Un défi intellectuel que doivent relever les fédéralistes
Pour la pensée et les mouvements d’inspiration fédéraliste, un grand chantier s’ouvre, théorique et de projet politique, qui implique cependant une disponibilité à l’innovation et au dialogue avec d’autres expériences et d’autres cultures. Comment penser, concevoir, donner une politique opérationnelle à un fédéralisme, non seulement des Etats, mais aussi des cultures et des civilisations ? Comment donner au discours fédéraliste une dimension, nous seulement institutionnelle, mais aussi culturelle, anthropologique, « narrative » ? Comment construire une forme d’Etat multi-niveaux et à la fois multiculturel, en mesure de correspondre aux nouveaux problèmes du vivre ensemble ? Et enfin, pour reprendre le thème des disporas, comment mettre en valeur les objectifs dessinés jusqu’ici par le grand patrimoine d’expériences et de cultures de ces nouveaux acteurs transnationaux et globaux ?

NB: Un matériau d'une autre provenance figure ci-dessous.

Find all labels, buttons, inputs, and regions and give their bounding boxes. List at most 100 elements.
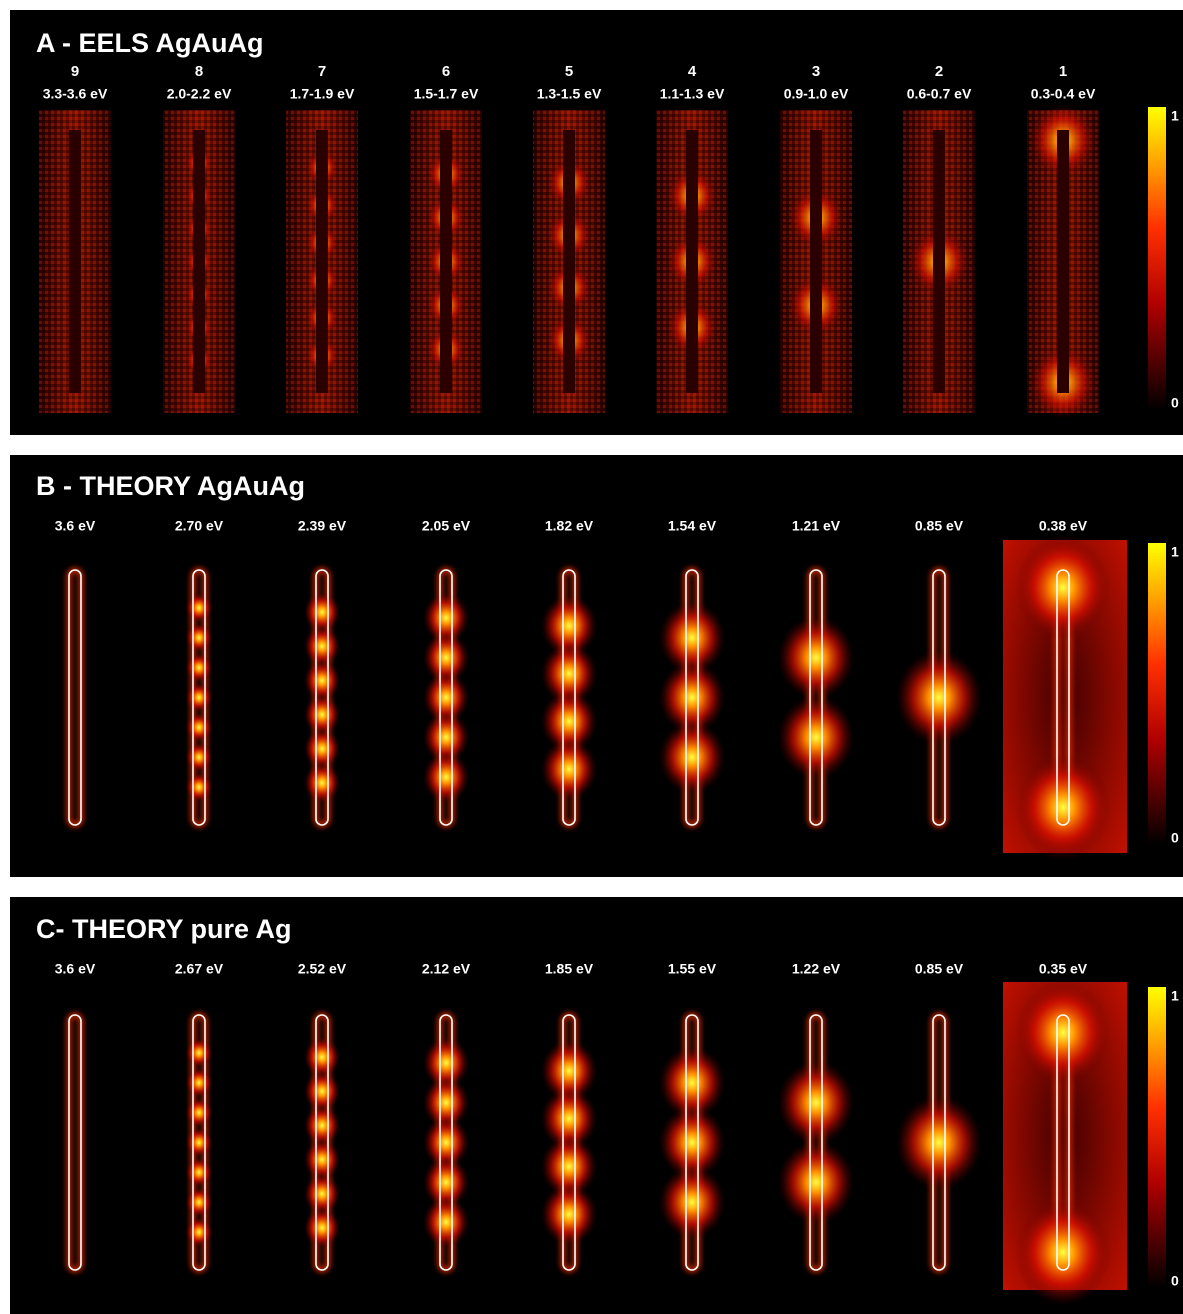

Un ensemble de questions difficiles et exigeantes auxquelles il faut toutefois tenter au plus vite de répondre si l’on veut contribuer à garantir la paix et redonner une perspective crédible à la démocratie politique. Comme il arrive souvent dans l’histoire, le temps disponible pour donner ces réponses risque à la fin, et avec l’inconscience des acteurs en jeu, de manquer.